Foncier, La Marina BJ – Après la phase des protocoles institutionnels, le programme TERRA passe à l’offensive. L’agenda contractuel de l’année 2026, récemment validé, révèle une force de frappe financière massive et des priorités claires : expertise internationale, déploiement logistique et intermédiation sociale de proximité.
L’année 2026 ne sera pas celle des intentions, mais celle des chantiers pour le foncier béninois. Alors que les autorités et la Banque mondiale ont validé les étapes préparatoires l’an dernier, le programme TERRA dévoile désormais son bras armé financier. Selon les documents contractuels consultés par La Marina BJ, une enveloppe globale dépassant les 16 milliards de FCFA est mobilisée pour amorcer les réformes structurelles attendues par les usagers et les investisseurs.
Un déploiement de proximité à 14 milliards de FCFA
La pièce maîtresse de cette programmation est sans conteste la sélection de groupements spécialisés en travaux socio-fonciers. Avec un budget prévisionnel impressionnant de 14,28 milliards de FCFA sous forme d’accord-cadre de trois ans, le programme s’assure une présence robuste sur le terrain.
Ces structures auront pour mission la collecte et l’analyse des données foncières, une étape cruciale pour alimenter la plateforme e-Foncier Bénin. L’objectif est ambitieux : réduire le délai de délivrance des actes de 24 à 5 mois. Ce dispositif massif marque la volonté du gouvernement béninois de sortir des bureaux l’Agence Nationale du Domaine et du Foncier (ANDF) pour confronter la réalité des parcelles et des droits coutumiers.

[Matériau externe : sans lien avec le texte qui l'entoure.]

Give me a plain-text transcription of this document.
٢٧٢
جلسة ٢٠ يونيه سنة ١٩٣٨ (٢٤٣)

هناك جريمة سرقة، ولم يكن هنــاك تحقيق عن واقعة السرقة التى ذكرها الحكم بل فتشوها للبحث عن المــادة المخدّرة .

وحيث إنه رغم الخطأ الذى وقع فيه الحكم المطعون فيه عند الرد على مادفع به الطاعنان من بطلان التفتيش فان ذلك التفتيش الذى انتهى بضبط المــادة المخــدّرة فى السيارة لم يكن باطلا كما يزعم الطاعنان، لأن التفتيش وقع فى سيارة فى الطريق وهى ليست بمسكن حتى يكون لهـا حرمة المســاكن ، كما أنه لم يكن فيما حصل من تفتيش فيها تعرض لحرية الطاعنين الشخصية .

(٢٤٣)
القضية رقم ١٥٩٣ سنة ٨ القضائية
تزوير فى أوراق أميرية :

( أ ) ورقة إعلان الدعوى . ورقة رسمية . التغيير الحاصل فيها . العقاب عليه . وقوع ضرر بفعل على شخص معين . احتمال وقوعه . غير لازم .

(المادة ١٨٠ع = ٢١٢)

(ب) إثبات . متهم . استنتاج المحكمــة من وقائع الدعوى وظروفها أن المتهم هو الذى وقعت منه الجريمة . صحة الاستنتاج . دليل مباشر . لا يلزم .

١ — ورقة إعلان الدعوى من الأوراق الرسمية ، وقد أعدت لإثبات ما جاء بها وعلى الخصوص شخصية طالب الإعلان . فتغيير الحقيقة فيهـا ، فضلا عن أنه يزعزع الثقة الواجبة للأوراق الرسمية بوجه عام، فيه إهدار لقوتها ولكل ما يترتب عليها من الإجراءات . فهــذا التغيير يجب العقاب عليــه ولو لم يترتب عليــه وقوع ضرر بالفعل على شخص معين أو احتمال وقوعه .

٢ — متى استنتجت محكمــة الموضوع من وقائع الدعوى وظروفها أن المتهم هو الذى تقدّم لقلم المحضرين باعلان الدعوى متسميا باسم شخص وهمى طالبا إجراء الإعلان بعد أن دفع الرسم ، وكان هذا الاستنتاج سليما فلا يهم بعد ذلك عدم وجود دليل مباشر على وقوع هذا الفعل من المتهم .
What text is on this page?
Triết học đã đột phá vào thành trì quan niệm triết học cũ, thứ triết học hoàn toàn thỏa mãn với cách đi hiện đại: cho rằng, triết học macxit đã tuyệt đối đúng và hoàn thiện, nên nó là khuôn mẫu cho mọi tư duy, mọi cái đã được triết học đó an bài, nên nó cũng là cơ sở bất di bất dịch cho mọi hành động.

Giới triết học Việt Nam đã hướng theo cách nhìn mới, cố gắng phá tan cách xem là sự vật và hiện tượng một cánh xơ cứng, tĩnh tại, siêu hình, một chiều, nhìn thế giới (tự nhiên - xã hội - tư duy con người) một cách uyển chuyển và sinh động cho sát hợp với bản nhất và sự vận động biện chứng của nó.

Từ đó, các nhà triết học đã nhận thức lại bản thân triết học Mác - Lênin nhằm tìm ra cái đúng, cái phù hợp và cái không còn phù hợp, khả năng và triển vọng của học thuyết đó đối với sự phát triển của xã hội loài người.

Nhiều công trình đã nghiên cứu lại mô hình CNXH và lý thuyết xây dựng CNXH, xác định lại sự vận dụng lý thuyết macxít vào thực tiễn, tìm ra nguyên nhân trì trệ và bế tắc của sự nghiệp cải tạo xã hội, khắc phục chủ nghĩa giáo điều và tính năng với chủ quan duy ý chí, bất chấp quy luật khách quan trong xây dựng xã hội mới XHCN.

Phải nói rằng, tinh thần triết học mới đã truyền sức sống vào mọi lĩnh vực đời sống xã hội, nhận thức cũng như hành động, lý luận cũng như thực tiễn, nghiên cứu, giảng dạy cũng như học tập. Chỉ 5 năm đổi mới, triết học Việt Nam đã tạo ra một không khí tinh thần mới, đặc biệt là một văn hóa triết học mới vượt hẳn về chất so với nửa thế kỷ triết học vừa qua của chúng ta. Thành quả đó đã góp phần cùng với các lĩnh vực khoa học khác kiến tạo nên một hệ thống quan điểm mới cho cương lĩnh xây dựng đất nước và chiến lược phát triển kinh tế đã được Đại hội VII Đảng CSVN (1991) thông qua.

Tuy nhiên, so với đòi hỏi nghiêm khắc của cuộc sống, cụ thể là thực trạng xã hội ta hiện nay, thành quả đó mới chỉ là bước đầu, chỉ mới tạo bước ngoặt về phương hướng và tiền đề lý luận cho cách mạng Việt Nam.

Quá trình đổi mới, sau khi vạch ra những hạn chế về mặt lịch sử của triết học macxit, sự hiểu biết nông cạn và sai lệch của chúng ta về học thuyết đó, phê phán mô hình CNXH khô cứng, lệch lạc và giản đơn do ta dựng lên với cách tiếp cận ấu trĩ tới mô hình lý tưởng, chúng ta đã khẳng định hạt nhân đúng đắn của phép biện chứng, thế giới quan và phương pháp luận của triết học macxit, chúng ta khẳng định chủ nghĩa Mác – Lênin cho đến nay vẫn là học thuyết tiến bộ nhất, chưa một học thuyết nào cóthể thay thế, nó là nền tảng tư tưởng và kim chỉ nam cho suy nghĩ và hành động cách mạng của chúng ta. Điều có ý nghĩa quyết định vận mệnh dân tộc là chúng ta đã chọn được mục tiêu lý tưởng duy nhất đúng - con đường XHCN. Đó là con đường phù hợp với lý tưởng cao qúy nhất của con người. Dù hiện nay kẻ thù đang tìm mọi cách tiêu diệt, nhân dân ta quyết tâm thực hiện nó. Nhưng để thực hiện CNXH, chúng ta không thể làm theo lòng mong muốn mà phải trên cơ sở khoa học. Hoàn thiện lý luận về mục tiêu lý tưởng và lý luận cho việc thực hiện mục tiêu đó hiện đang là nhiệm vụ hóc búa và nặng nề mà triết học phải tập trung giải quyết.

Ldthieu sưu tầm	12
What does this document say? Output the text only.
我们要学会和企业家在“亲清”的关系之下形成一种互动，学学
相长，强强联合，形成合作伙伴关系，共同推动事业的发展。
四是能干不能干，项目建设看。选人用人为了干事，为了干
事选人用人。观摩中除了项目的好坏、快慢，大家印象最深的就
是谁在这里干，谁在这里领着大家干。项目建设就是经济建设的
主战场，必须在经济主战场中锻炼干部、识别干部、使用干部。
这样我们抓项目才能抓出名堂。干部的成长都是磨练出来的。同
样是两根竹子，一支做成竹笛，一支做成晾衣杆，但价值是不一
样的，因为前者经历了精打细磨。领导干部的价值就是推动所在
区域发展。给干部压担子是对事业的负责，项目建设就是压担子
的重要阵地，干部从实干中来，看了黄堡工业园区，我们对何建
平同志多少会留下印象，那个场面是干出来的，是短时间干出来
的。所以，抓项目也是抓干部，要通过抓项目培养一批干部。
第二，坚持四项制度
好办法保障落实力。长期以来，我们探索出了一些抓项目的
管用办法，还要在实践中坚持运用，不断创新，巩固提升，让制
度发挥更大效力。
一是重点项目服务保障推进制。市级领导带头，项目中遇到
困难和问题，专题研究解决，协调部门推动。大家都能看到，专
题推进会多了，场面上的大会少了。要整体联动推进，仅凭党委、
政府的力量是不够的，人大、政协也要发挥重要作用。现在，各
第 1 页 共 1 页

Les gardes-fous de la réforme
Conscients de la sensibilité sociale du sujet, les partenaires du programme consacrent plus de 1,28 milliard de FCFA à l’accompagnement des groupes vulnérables. Via des accords-cadres avec les Organisations de la Société Civile (OSC), TERRA entend garantir que la sécurisation foncière ne laisse personne sur le bord de la route, notamment les femmes et les exploitants ruraux, dont les droits sont souvent les plus précaires.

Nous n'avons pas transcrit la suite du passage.